China's quickly emerging trust industry was rocked late last month when the country's top banking authority, the China Banking Regulatory Commission (CBRC), ordered commercial banks to inspect the trust products they were selling to customers amid mounting default concerns.
The CBRC's call for tighter scrutiny has naturally taken some of the air out of the trust industry and cast a pall over such products with local investors, many of whom considered trusts to be among the safest bets in a country known for offering few reliable investment opportunities.
As top financial authorities in China ramped up credit restrictions over the past several years, banks in search of off-balance sheet capital have done much to hurry the development of the trust sector, which is now one of the largest segments of China's financial industry. The assets of local trust companies jumped to a whopping 6.58 trillion yuan ($1.04 trillion) by the end of October, compared to 380 billion yuan by the end of 2006, according to Min Luhao, deputy director of the Non-banking Department at the CBRC.
But the winds are turning in China and the trust sector may be in for a long winter as local investors realize the downside risk they are exposing themselves to when they tap these products.
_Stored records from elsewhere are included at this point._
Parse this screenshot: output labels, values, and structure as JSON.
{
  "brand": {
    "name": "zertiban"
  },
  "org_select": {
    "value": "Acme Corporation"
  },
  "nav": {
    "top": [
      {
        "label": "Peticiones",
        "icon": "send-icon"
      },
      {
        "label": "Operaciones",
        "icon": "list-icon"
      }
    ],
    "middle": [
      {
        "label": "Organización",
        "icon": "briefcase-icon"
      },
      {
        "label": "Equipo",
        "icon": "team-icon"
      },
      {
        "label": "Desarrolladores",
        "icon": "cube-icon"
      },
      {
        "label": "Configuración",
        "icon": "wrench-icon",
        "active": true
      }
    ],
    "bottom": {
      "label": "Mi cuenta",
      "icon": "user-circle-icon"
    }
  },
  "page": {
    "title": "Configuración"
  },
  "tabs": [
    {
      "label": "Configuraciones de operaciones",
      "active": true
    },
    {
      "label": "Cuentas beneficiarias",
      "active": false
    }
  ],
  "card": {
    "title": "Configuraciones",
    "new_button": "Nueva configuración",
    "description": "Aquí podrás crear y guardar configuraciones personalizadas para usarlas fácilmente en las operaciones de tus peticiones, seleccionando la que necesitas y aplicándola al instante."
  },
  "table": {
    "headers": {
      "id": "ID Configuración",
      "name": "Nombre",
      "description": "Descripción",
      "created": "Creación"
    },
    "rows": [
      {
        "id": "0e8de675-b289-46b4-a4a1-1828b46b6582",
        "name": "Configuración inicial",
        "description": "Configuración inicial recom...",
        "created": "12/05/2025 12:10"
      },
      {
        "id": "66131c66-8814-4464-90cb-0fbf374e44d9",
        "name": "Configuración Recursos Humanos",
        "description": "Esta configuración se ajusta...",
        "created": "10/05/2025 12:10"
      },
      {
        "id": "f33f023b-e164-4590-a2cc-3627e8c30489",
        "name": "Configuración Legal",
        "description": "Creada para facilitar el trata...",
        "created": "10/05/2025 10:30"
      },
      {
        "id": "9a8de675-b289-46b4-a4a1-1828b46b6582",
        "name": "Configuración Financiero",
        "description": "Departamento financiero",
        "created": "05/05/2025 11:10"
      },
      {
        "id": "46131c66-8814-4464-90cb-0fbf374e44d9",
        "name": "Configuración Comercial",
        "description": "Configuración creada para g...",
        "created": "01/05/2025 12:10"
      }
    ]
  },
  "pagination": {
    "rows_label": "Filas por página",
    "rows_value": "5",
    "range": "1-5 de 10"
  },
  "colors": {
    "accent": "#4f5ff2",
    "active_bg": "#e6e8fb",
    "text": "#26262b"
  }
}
Compared to other areas of the market, the trust sector as a whole remains lightly regulated and many of the vehicles claiming to offer the highest returns are invested in highly volatile industries or businesses wracked by overcapacity. Indeed, shortly before the CBRC's directive, CITIC Trust Co, a trust unit of financial conglomerate CITIC Group, admitted that it had delayed paying interest on trust products which had lent funds to a poorly-performing steel mill.
Also, unlike banks, trust companies aren't required to set aside a portion of their capital to hedge against investment failure. At the same time, unlike securities brokerages or fund companies, trust businesses aren't required to establish rating procedures to evaluate projects picked for investment.
What's more, most trust companies are more interested in creating products that they can collect commission fees on rather than actually delivering the highest returns possible to investors. This will invariably make them less attractive to investors, especially now that regulators have begun allowing insurers and securities brokerages to offer asset management services similar to those offered by trust companies.
In other words, local investors in search of high returns may not have to settle for trust products if the market can provide them with sounder positions. If they want to retain the trust of investors, trust companies had better get serious about controlling risks and pushing up profits.